“Oi Maria! Have you seen that the latest Marvel film? No?! Oh. My. God. You should watch it.”
“I started this new meditation thing a few weeks ago. I was sceptical at first, but boy, it’s totally changed my life. You should definitely try it.”
In the above examples can you imagine the recipient saying, “Really? That sounds AMAZING! I’m gonna go read/watch/do it too.” Yeah, I don’t see that happening either. The response I imagine is how I typically respond to people telling me I should do something: with polite indifference. For me, and for others, the only thing that saying “you should” guarantees is that we won’t.
Think about it. When was the last time someone nagging and insisting you do something changed your life? I bet it hasn’t. But I bet your life has changed many times after following your curiosity and discovering something.
So what to do instead? What can we say about something we care about if we can’t say “you should”? Why don’t you tell them about the most revolutionary idea the book contains? How about you describe your favourite scene from the movie? How about you mention the benefits the new practice has brought into your life? Show your enjoyment and excitement not through your insistence, but by the excitement with which you discuss it, and via the visible impact it has had on your life and thinking.

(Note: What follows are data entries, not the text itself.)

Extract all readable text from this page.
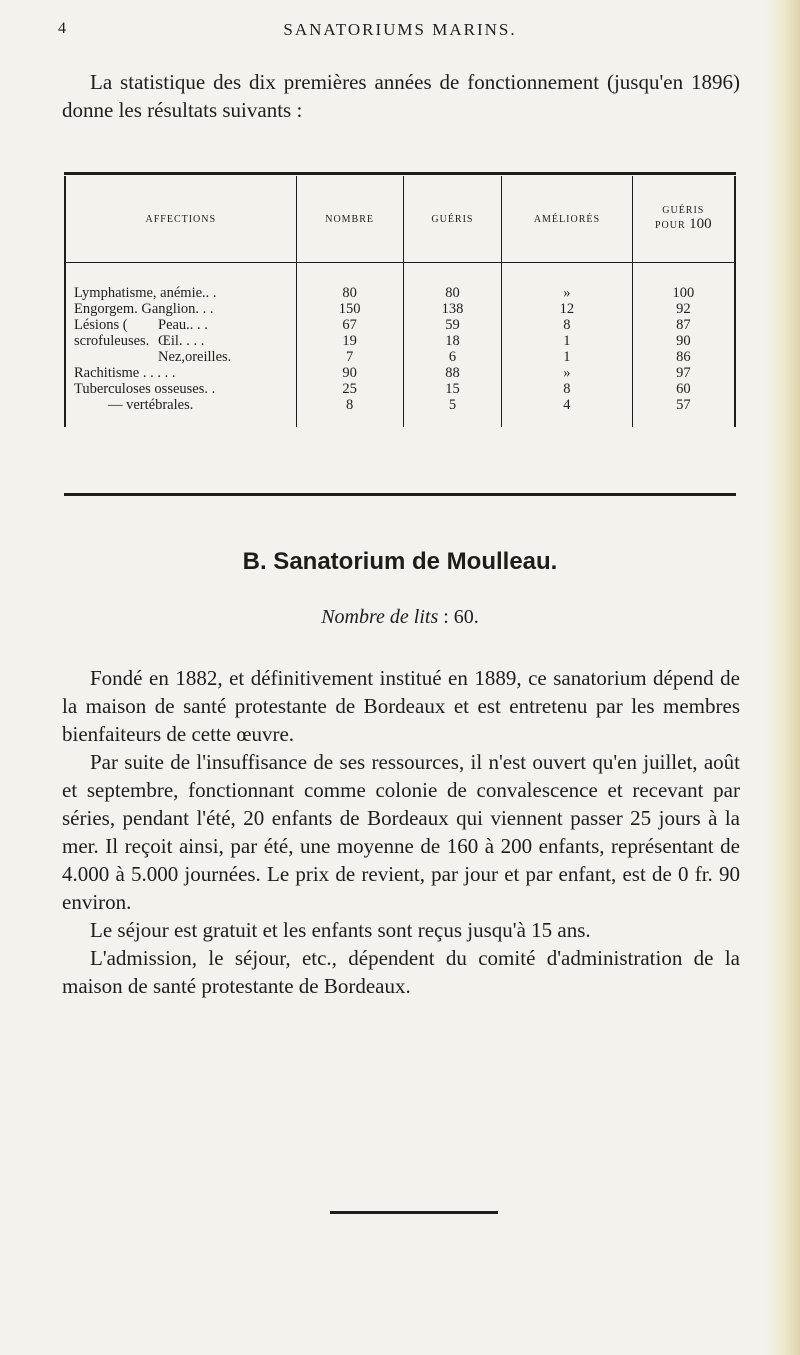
4	SANATORIUMS MARINS.

La statistique des dix premières années de fonctionnement (jusqu'en 1896) donne les résultats suivants :

AFFECTIONS	NOMBRE	GUÉRIS	AMÉLIORÉS	GUÉRIS
POUR 100

Lymphatisme, anémie.. .	80	80	»	100
Engorgem. Ganglion. . .	150	138	12	92
Lésions ( Peau.. . .	67	59	8	87
scrofuleuses. Œil. . . .	19	18	1	90
Nez,oreilles.	7	6	1	86
Rachitisme . . . . .	90	88	»	97
Tuberculoses osseuses. .	25	15	8	60
— vertébrales.	8	5	4	57
B. Sanatorium de Moulleau.
Nombre de lits : 60.

Fondé en 1882, et définitivement institué en 1889, ce sanatorium dépend de la maison de santé protestante de Bordeaux et est entretenu par les membres bienfaiteurs de cette œuvre.

Par suite de l'insuffisance de ses ressources, il n'est ouvert qu'en juillet, août et septembre, fonctionnant comme colonie de convalescence et recevant par séries, pendant l'été, 20 enfants de Bordeaux qui viennent passer 25 jours à la mer. Il reçoit ainsi, par été, une moyenne de 160 à 200 enfants, représentant de 4.000 à 5.000 journées. Le prix de revient, par jour et par enfant, est de 0 fr. 90 environ.

Le séjour est gratuit et les enfants sont reçus jusqu'à 15 ans.

L'admission, le séjour, etc., dépendent du comité d'administration de la maison de santé protestante de Bordeaux.
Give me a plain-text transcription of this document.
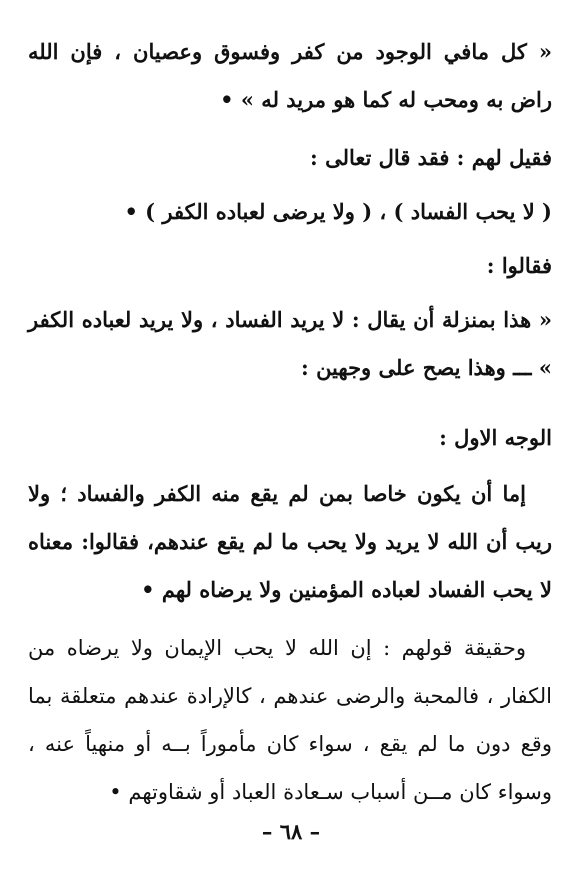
« كل مافي الوجود من كفر وفسوق وعصيان ، فإن الله راض به ومحب له كما هو مريد له » •

فقيل لهم : فقد قال تعالى :

( لا يحب الفساد ) ، ( ولا يرضى لعباده الكفر ) •

فقالوا :

« هذا بمنزلة أن يقال : لا يريد الفساد ، ولا يريد لعباده الكفر » ـــ وهذا يصح على وجهين :

الوجه الاول :

إما أن يكون خاصا بمن لم يقع منه الكفر والفساد ؛ ولا ريب أن الله لا يريد ولا يحب ما لم يقع عندهم، فقالوا: معناه لا يحب الفساد لعباده المؤمنين ولا يرضاه لهم •

وحقيقة قولهم : إن الله لا يحب الإيمان ولا يرضاه من الكفار ، فالمحبة والرضى عندهم ، كالإرادة عندهم متعلقة بما وقع دون ما لم يقع ، سواء كان مأموراً بــه أو منهياً عنه ، وسواء كان مــن أسباب سـعادة العباد أو شقاوتهم •

– ٦٨ –
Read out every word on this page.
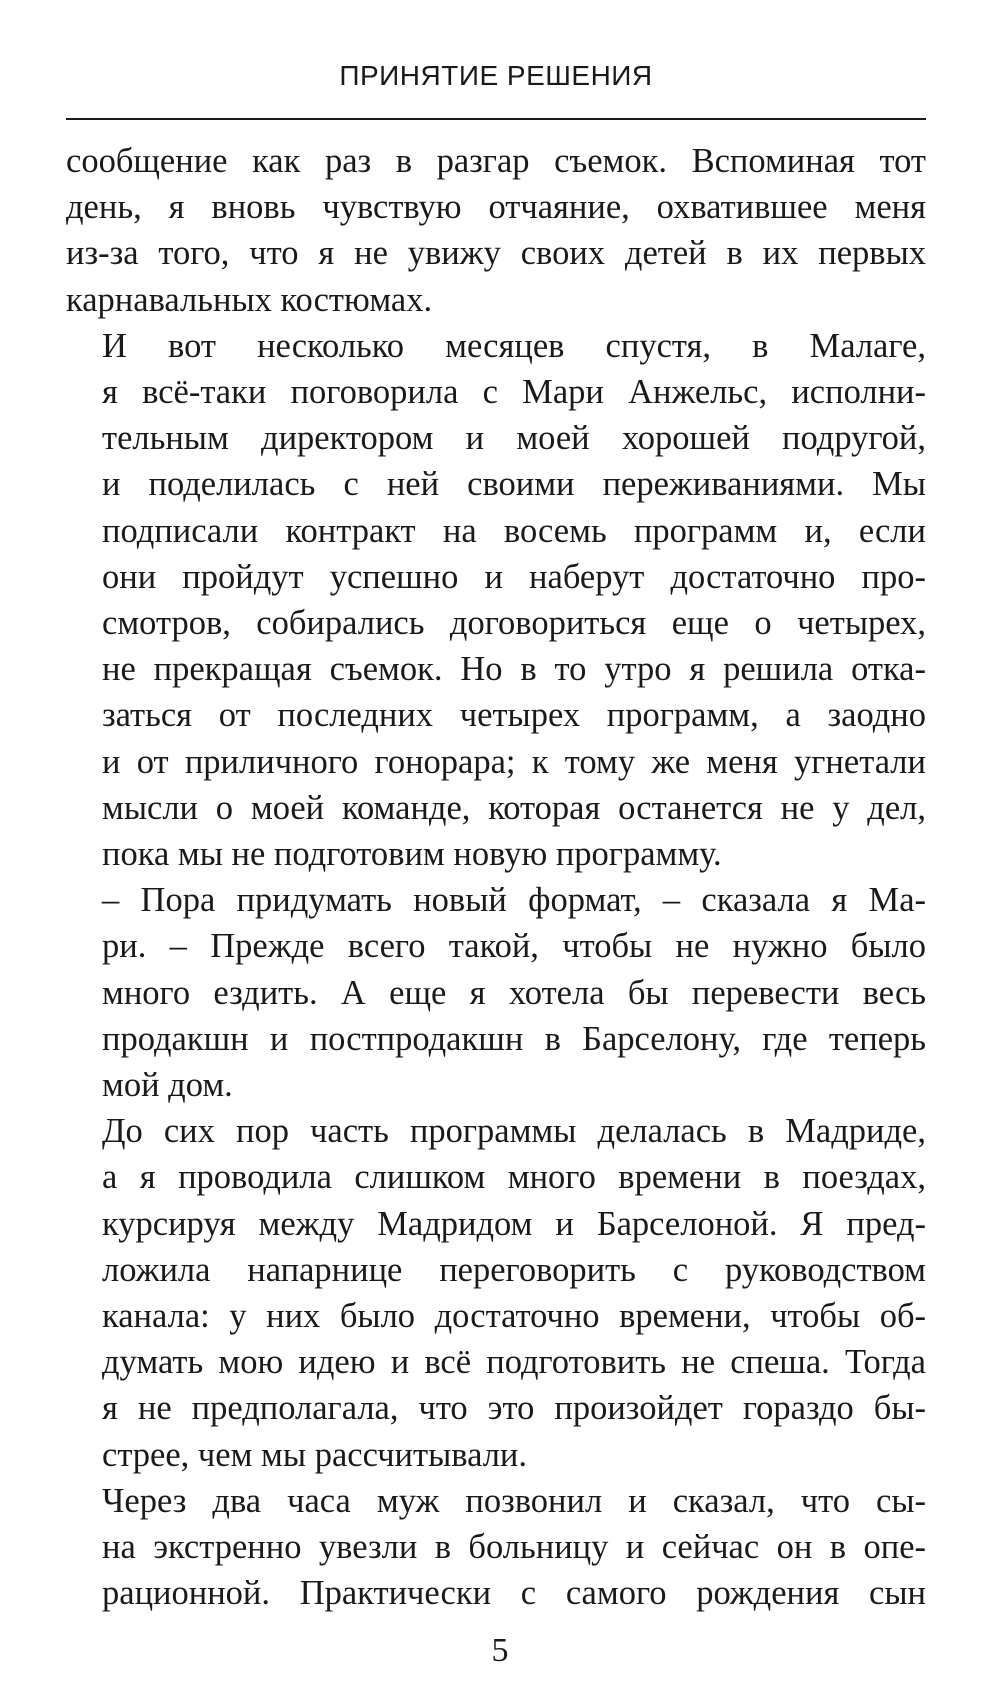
ПРИНЯТИЕ РЕШЕНИЯ

сообщение как раз в разгар съемок. Вспоминая тот
день, я вновь чувствую отчаяние, охватившее меня
из-за того, что я не увижу своих детей в их первых
карнавальных костюмах.

И вот несколько месяцев спустя, в Малаге,
я всё-таки поговорила с Мари Анжельс, исполни-
тельным директором и моей хорошей подругой,
и поделилась с ней своими переживаниями. Мы
подписали контракт на восемь программ и, если
они пройдут успешно и наберут достаточно про-
смотров, собирались договориться еще о четырех,
не прекращая съемок. Но в то утро я решила отка-
заться от последних четырех программ, а заодно
и от приличного гонорара; к тому же меня угнетали
мысли о моей команде, которая останется не у дел,
пока мы не подготовим новую программу.

– Пора придумать новый формат, – сказала я Ма-
ри. – Прежде всего такой, чтобы не нужно было
много ездить. А еще я хотела бы перевести весь
продакшн и постпродакшн в Барселону, где теперь
мой дом.

До сих пор часть программы делалась в Мадриде,
а я проводила слишком много времени в поездах,
курсируя между Мадридом и Барселоной. Я пред-
ложила напарнице переговорить с руководством
канала: у них было достаточно времени, чтобы об-
думать мою идею и всё подготовить не спеша. Тогда
я не предполагала, что это произойдет гораздо бы-
стрее, чем мы рассчитывали.

Через два часа муж позвонил и сказал, что сы-
на экстренно увезли в больницу и сейчас он в опе-
рационной. Практически с самого рождения сын

5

We are like stubborn mules. The more someone insists we do something or go somewhere, the more we resist and refuse to be moved. So if you want to recommend something, anything, describe the thing or the impact it is having. Don’t advise that someone does watches I, reads it, or does it. That way, you inflame their curiosity. That way you get them to ask questions. That way, you can let their naturally occurring interest, not your insistence, create intrigue and eventually, excitement.